AMRは、生産量の増減に柔軟に適応する変量への対応力も備えている。

従来の固定ラインでは、生産量が減少するとそれに比例してライン全体の稼働率も低下し、工程の追加や削減を検討する必要が生じていた。しかし、AMRを活用した生産ラインであれば、システム上のマップ変更のみで迅速に対応可能である。工程を分岐させて余剰となったラインで別の車種を生産するなど、生産ラインの稼働率を維持し、常に100%に近い稼働状態を目指すことができる。


また、AMRの導入は工期の短縮にも大きく貢献する。従来の搬送装置と比較して、設備の設置から実際の稼働に至るまでの作業時間を大幅に削減できる。さらにAMR自体が汎用機であるため、将来的な生産ラインの更新時にも既存のAMRをそのまま流用することができ、設備投資の観点からも非常に経済的である。

1ton可搬と2m/s走行によるボデー搬送への最適化

本ソリューションのAMRは、自動車のボデー搬送に最適な高い基本性能を有する。1tonの可搬能力を備えているため、様々なサイズの車体ボデーの搬送に幅広く対応する。走行速度についても2m/sを実現しており、従来の搬送機と同等の搬送速度を維持しているため、生産効率を落とすことなく導入が可能である。

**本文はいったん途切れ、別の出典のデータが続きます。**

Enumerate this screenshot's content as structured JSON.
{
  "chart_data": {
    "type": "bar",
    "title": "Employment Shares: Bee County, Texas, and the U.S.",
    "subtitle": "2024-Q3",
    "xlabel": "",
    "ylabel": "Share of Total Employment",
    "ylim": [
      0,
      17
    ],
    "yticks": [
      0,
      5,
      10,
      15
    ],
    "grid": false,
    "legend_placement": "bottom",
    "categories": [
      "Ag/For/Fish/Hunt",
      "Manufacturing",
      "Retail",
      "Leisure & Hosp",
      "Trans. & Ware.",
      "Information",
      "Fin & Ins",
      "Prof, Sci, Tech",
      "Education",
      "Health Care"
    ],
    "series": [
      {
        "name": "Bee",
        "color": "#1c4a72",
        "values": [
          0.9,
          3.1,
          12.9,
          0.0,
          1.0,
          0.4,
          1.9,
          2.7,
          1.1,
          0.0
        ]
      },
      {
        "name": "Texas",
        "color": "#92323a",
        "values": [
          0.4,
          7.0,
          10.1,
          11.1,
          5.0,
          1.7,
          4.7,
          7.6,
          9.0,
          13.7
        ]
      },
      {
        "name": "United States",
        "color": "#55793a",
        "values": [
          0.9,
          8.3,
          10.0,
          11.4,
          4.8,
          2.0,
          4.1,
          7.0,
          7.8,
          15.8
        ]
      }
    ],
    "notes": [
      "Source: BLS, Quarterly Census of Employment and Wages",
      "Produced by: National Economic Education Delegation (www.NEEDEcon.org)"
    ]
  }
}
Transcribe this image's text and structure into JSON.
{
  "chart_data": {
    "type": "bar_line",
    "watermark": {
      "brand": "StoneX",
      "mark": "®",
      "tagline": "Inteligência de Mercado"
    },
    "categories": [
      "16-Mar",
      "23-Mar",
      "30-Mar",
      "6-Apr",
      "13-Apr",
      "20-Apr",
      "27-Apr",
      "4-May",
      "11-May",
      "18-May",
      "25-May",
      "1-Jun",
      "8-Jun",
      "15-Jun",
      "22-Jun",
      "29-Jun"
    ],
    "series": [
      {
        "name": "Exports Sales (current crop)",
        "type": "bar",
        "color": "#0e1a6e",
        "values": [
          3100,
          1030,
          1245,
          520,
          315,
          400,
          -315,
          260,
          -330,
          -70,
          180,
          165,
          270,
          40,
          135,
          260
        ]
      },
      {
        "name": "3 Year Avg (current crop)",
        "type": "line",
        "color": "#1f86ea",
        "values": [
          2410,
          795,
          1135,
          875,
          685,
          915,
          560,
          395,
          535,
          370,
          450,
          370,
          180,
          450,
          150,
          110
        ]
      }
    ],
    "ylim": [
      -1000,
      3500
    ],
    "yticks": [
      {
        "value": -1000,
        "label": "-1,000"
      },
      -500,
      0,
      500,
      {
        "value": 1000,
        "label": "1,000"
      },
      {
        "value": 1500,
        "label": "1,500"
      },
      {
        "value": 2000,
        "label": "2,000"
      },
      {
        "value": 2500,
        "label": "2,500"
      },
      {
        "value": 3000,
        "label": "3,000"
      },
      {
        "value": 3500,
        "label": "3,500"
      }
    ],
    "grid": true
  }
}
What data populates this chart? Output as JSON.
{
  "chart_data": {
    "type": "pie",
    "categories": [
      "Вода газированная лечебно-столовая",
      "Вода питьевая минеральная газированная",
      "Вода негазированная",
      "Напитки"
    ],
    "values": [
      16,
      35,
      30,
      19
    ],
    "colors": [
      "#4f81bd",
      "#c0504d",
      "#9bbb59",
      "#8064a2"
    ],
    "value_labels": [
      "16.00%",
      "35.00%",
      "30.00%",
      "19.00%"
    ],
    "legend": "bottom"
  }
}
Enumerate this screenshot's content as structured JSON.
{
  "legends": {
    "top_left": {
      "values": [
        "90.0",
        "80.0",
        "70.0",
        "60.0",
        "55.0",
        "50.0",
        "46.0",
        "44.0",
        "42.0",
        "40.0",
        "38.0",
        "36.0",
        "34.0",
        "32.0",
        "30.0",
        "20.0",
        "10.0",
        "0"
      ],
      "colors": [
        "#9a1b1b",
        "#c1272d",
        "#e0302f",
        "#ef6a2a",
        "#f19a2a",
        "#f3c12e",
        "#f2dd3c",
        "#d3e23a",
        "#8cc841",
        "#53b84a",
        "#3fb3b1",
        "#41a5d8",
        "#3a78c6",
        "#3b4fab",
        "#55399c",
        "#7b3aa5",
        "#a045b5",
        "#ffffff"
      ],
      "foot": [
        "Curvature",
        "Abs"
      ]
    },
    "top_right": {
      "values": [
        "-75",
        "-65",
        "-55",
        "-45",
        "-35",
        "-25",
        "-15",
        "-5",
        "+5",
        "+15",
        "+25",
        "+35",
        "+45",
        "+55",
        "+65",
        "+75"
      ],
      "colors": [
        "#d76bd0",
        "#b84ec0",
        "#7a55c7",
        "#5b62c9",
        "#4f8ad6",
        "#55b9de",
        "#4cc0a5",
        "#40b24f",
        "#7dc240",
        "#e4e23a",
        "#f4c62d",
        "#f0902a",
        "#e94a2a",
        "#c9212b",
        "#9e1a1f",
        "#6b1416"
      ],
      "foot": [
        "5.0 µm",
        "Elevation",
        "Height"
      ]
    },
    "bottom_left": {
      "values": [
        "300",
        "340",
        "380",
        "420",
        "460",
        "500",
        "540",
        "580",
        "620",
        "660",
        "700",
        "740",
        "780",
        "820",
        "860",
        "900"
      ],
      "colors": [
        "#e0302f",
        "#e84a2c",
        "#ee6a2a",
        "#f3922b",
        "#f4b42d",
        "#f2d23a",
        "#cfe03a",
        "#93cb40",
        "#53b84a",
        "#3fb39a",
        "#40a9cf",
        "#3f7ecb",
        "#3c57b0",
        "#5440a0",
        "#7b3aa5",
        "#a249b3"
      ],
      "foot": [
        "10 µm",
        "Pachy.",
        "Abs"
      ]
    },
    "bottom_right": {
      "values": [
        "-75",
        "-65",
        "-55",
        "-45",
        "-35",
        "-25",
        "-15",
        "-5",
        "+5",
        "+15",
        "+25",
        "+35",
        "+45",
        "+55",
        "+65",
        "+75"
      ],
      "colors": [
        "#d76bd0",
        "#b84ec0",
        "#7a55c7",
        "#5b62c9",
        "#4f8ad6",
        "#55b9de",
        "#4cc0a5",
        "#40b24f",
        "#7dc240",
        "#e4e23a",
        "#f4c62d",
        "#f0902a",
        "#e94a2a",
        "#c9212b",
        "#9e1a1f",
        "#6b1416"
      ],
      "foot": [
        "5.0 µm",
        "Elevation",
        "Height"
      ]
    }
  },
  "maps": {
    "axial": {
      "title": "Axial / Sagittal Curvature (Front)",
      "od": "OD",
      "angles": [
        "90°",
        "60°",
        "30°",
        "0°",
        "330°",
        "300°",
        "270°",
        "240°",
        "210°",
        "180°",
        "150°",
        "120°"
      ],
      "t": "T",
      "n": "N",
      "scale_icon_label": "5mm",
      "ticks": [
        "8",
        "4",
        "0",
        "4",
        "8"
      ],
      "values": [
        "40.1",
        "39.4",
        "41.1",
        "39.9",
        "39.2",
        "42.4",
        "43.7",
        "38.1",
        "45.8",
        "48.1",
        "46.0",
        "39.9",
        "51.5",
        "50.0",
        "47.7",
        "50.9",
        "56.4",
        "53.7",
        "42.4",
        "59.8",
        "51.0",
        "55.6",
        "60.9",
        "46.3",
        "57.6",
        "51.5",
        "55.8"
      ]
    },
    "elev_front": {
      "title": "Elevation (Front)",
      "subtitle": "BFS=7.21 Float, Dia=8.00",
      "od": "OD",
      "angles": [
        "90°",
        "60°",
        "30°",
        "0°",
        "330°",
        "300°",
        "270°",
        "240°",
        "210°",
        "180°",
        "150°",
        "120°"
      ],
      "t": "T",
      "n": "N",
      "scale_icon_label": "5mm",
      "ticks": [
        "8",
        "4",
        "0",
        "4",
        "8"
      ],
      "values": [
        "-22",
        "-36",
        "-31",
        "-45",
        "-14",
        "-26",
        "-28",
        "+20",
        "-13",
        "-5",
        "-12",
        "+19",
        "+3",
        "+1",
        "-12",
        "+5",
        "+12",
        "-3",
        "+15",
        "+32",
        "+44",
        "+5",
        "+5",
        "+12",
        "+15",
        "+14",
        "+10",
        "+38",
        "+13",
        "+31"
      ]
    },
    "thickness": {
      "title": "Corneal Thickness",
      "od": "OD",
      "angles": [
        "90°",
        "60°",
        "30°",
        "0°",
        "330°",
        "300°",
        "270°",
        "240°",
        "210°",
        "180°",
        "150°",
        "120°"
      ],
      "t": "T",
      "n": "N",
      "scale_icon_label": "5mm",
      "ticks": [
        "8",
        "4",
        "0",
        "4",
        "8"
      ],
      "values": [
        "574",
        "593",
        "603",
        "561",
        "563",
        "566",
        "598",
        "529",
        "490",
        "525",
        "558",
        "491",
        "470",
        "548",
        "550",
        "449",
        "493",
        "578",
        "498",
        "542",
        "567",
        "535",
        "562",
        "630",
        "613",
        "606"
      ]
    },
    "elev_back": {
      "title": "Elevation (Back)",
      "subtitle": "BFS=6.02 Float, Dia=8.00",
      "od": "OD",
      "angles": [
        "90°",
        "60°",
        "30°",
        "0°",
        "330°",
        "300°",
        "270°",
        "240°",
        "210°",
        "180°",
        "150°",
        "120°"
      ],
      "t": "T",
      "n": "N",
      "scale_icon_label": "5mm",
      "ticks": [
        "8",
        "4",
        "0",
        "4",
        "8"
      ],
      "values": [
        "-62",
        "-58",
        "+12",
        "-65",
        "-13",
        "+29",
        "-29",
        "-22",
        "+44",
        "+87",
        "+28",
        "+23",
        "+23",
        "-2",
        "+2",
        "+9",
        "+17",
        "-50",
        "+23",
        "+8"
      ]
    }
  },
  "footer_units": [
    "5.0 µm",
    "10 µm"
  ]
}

AMRを活用した川崎重工の車体組立ラインは、従来の常識であった連結された搬送から、工程ごとに独立したフレキシブルな搬送への転換を実現するものである。

モデルチェンジや新工程の追加にも柔軟に対応し、設備稼働率を維持しながら生産ライン全体の最適化を可能にするこの技術は、今後の自動車製造現場に革新をもたらすと期待できるのではないだろうか。